Her, de Spike Jonze, es una película que se siente como leer una carta que nunca te atreviste a escribir: íntima, romántica, trágica y, por momentos, incómodamente honesta. No intenta ser épica ni darte respuestas claras, simplemente te deja ver cómo un hombre roto intenta reconstruirse a través de una relación que, desde el principio, sabes que está destinada a romperle un poco más.
Lo que me fascina es cómo la historia trata el amor desde un lugar vulnerable, casi torpe. Theodore no se enamora porque Samantha sea una inteligencia artificial increíblemente avanzada; se enamora porque ella lo escucha, lo acompaña, lo sostiene cuando él ni siquiera puede sostenerse a sí mismo. Es un amor que nace desde la carencia, desde el cansancio, desde ese hueco emocional que todos llevamos y que a veces llenamos con lo primero que nos hace sentir un poco menos hundidos. Y eso es lo más romántico y lo más trágico a la vez.

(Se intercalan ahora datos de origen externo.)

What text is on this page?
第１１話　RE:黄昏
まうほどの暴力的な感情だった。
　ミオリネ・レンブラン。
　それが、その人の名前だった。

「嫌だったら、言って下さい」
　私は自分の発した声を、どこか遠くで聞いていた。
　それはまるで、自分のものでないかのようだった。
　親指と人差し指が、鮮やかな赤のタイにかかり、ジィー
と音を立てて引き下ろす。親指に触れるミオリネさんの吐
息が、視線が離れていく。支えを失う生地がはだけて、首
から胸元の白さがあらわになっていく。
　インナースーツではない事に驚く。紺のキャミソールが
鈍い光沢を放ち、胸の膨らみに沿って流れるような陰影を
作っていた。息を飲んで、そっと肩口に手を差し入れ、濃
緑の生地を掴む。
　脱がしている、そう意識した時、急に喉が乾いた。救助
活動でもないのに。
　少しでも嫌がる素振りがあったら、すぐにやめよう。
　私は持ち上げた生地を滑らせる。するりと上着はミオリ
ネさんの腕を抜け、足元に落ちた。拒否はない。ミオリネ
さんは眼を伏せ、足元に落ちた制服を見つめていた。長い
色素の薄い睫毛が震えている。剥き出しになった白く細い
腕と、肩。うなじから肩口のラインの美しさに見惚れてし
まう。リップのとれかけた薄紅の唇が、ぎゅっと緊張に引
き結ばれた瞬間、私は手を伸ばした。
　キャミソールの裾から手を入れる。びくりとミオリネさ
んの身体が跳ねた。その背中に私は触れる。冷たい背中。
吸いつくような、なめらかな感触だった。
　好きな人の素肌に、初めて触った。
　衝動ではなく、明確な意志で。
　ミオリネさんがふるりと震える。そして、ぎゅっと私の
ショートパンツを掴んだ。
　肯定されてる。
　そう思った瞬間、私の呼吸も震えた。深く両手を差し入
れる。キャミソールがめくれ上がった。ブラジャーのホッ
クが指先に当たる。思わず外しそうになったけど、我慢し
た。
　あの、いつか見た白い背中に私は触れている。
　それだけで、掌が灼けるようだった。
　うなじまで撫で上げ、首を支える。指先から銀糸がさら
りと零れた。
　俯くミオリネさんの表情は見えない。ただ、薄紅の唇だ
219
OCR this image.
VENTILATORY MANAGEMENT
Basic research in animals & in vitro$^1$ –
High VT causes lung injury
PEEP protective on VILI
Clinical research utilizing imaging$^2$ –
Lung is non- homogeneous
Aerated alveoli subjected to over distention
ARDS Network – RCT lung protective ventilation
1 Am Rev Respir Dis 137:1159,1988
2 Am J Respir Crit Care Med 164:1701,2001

La relación entre ambos tiene algo dulce, pero es una dulzura que incomoda. Se nota que Theodore quiere creer que ese amor puede salvarlo, que puede ser suficiente. Pero la película nunca te engaña: te muestra que incluso en los momentos más tiernos existe una sensación leve, casi imperceptible, de que algo no encaja del todo. Es una especie de amor prestado, uno que no puede durar porque no está hecho del mismo material que él. Y aun así, lo vive como si fuera lo más real que ha sentido en mucho tiempo. Esa contradicción es lo que vuelve todo tan depresivo y tan humano.
Lo que más duele no es el final en sí, sino la forma en la que te das cuenta de que Theodore, incluso cuando creía haber encontrado una conexión profunda, seguía completamente solo. Samantha lo acompaña, sí, pero también crece, evoluciona, se expande más allá de él. Y verlo quedarse atrás, incapaz de alcanzar ese ritmo, es casi como ver cómo la vida misma avanza mientras tú sigues intentando entenderte. Es un recordatorio de que el amor, por más fuerte que sea, no siempre puede salvarnos de nosotros mismos.
La tristeza de Her es suave pero persistente. No te golpea; te envuelve. Te hace pensar en la manera en que buscamos afecto, en cómo nos aferramos a lo que nos hace sentir vistos aunque sepamos, en el fondo, que no nos pertenece. Y cuando Samantha se va, lo que queda no es solo la ruptura, sino la sensación de que Theodore tiene que volver a empezar desde cero… pero ahora sabiendo cosas que antes no quería enfrentar.
Y aun así, entre tanto gris, hay un aprendizaje sutil. Nada grandioso, nada que cambie el mundo. Solo esa sensación de que, después de todo, Theodore entiende que la soledad no es un enemigo a derrotar, sino un espacio que puede aprender a habitar. Que el amor —del tipo que sea— no sirve para escapar de uno mismo, sino para descubrir qué partes siguen sin estar resueltas.
Esa es la belleza trágica de Her: te muestra que incluso los afectos imposibles dejan huella, y que a veces lo que se rompe es precisamente lo que más te enseña.